Los dos jóvenes salieron de la Casa de Estudios que daba al Monte Sión, cruzaron una terraza de piedra que olía a albahaca y yerbabuena y se encaminaron hacia la casa de Rabí Hatzaiar, apodado el pintor porque se ganaba la vida dibujando, con minúsculos versículos de los salmos, torres y arcadas de la ciudad tres veces santa. Llevaba años sin salir de su modesto estudio y una mujer joven, su sobrina, lo cuidaba y vendía sus pinturas. Su caligrafía era un portento de volutas y perfiles, un enjambre de puntos sagrados, una red de exclamaciones en las que cada nudo o forma tenía, al menos, cien apretados verbos que exhortaban a la serenidad o al canto, al estudio o la vigilia.
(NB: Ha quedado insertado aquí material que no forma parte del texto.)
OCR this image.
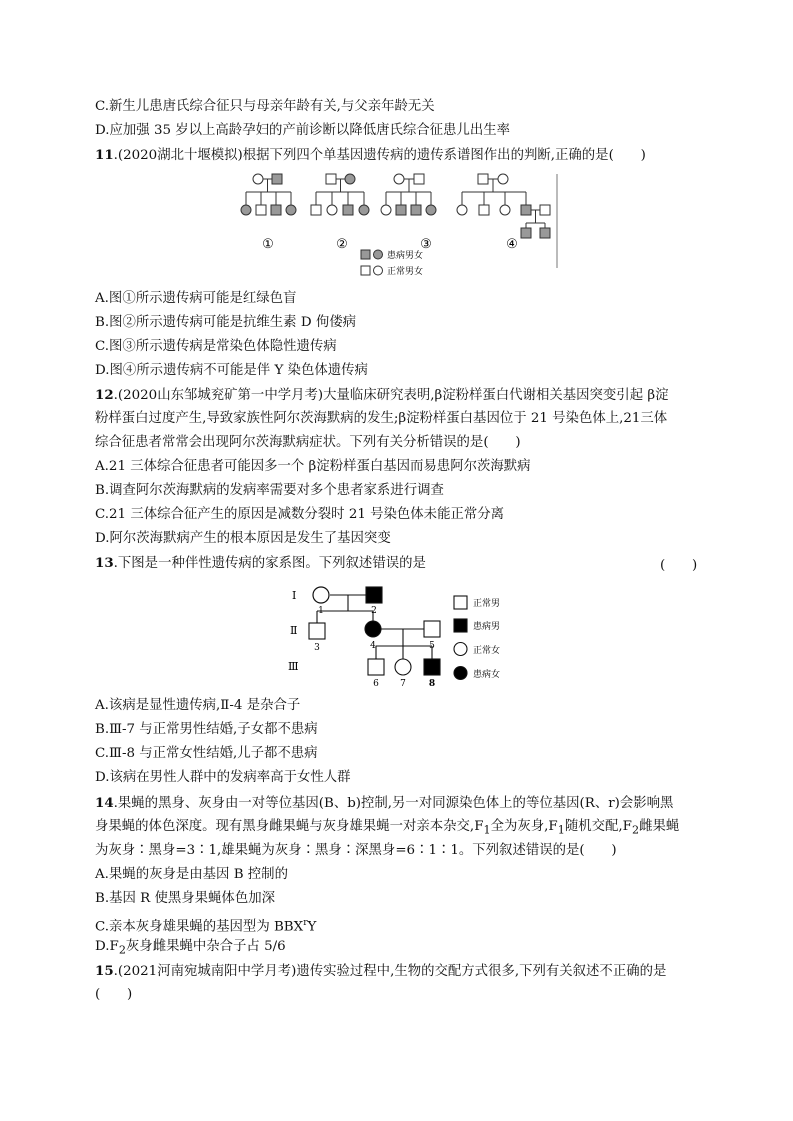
C.新生儿患唐氏综合征只与母亲年龄有关,与父亲年龄无关
D.应加强 35 岁以上高龄孕妇的产前诊断以降低唐氏综合征患儿出生率
11.(2020湖北十堰模拟)根据下列四个单基因遗传病的遗传系谱图作出的判断,正确的是(　　)
①	②	③	④
患病男女
正常男女
A.图①所示遗传病可能是红绿色盲
B.图②所示遗传病可能是抗维生素 D 佝偻病
C.图③所示遗传病是常染色体隐性遗传病
D.图④所示遗传病不可能是伴 Y 染色体遗传病
12.(2020山东邹城兖矿第一中学月考)大量临床研究表明,β淀粉样蛋白代谢相关基因突变引起 β淀
粉样蛋白过度产生,导致家族性阿尔茨海默病的发生;β淀粉样蛋白基因位于 21 号染色体上,21三体
综合征患者常常会出现阿尔茨海默病症状。下列有关分析错误的是(　　)
A.21 三体综合征患者可能因多一个 β淀粉样蛋白基因而易患阿尔茨海默病
B.调查阿尔茨海默病的发病率需要对多个患者家系进行调查
C.21 三体综合征产生的原因是减数分裂时 21 号染色体未能正常分离
D.阿尔茨海默病产生的根本原因是发生了基因突变
13.下图是一种伴性遗传病的家系图。下列叙述错误的是	(　　)
Ⅰ
Ⅱ
Ⅲ
1	2
3	4	5
6 7	8
正常男
患病男
正常女
患病女
A.该病是显性遗传病,Ⅱ-4 是杂合子
B.Ⅲ-7 与正常男性结婚,子女都不患病
C.Ⅲ-8 与正常女性结婚,儿子都不患病
D.该病在男性人群中的发病率高于女性人群
14.果蝇的黑身、灰身由一对等位基因(B、b)控制,另一对同源染色体上的等位基因(R、r)会影响黑
身果蝇的体色深度。现有黑身雌果蝇与灰身雄果蝇一对亲本杂交$,F_1$全为灰身$,F_1$随机交配$,F_2$雌果蝇
为灰身∶黑身=3∶1,雄果蝇为灰身∶黑身∶深黑身=6∶1∶1。下列叙述错误的是(　　)
A.果蝇的灰身是由基因 B 控制的
B.基因 R 使黑身果蝇体色加深
C.亲本灰身雄果蝇的基因型为 BBX$^r$Y
$D.F_2$灰身雌果蝇中杂合子占 5/6
15.(2021河南宛城南阳中学月考)遗传实验过程中,生物的交配方式很多,下列有关叙述不正确的是
(　　)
Los dos jóvenes, que solían comentar sus dudas con Rabí Hatzaiar, le traían esta vez el misterio de la palabra ´´ imagen´´, be-tzelem, que en el Génesis 1:27 establece el parentesco especular del Creador con su criatura.
-Nuestro rabí sostiene-dijo uno de los jóvenes-que esa imagen está hecha de la extensión infinita de los mundos, de los cielos sin fondo de la noche y las claridades radiantes del día, de los cuales somos un pantalla de carne en la que El ha proyectado el plano secreto de sí-mismo.
El rabino pintor dejó a un lado su lupa gigantesca y el pergamino en el que trabajaba, mesó su barba, sonrió, buscó con los ojos la vieja silla de madera clara y gastada en la que pasaba sus tardes releyendo la Torá, y dijo:
-Seguramente habéis venido a mi pensando que lo sé todo de las imágenes que dibujo, todo acerca de las palomas que vienen a reflejarse en mis pergaminos y papeles, de las rosas de sílabas y las murallas de versículos, pero yo-como todos nosotros-sobrevivo de aquello que mi corazón bate a la sombra de sus cámaras. Es cierto que es aquí-se señaló el pecho-donde el Creador medita y proyecta sus mundos en nosotros, transformándonos, a cada instante, en el más sutil y también el más peligroso de Sus puntos de vista, pero la imagen que de El llevamos, Su sello indeleble, apenas si es una vibración de estrellas lejanas en el nódulo sinusal, todo para estar vivos y casi nada que podamos, realmente, saber.
Decepcionados, los jóvenes se sumieron en un profundo silencio. Afuera, la ciudad se apagaba en el color vino de la noche inminente. Faltaba un largo mes para el inicio del verano y los vencejos chillaban en el aire sus mensajes familiares. Con la humedad, la albahaca soltó un delicado perfume a plegaria tranquila. El maestro pintor se acercó a su mesa de trabajo, tomó un pequeño tablero, fijó sobre él una lámina de papel blanco y prosiguió:
-Con setenta y cinco pulsaciones por minuto un latido dura aproximadamente 0,8 décimas de segundo, lapso que podemos representar-dibujó-por un círculo subdividido en ocho segmentos. La sístole auricular dura 0,1 segundo; luego se relajan las aurículas 0,7 décimas de segundo. A esa contracción le sigue inmediamente la sístole ventricular, que dura 0,3 de segundo; después, se relaja la musculatura de los ventrículos 0,5 de segundo y durante un lapso de 0,4 décimas de segundo tanto las aurículas como los ventrículos permanecen relajados. Entonces, si habéis prestado atención a los números de ese proceso y recordáis que ocho es el valor de la letra jet, que señala la vida, podéis advertir por qué el Eterno nos concede 0,4 décimas para comprenderlo y 0,4 para vivirlo. Y por qué cuando queremos vivirlo con lucidez nos obliga a comprenderlo y cuando queremos comprenderlo nos fuerza a vivir Su oscuridad.
El dibujo consistía en un círculo dentro de otro, cruzados, ambos, por cuatro diámetros que simbolizaban las cuatro cavidades cordiales. El maestro apoyó su finísimo lápiz en el centro y dijo, con una ternura que a los jóvenes les pareció ultraterrena:
-Pedidle que se Os revele y pondrá fuego en vuestra sangre. Aceptad que lata en ella Sus designios y cada una de vuestras palabras reflejará Su pulso.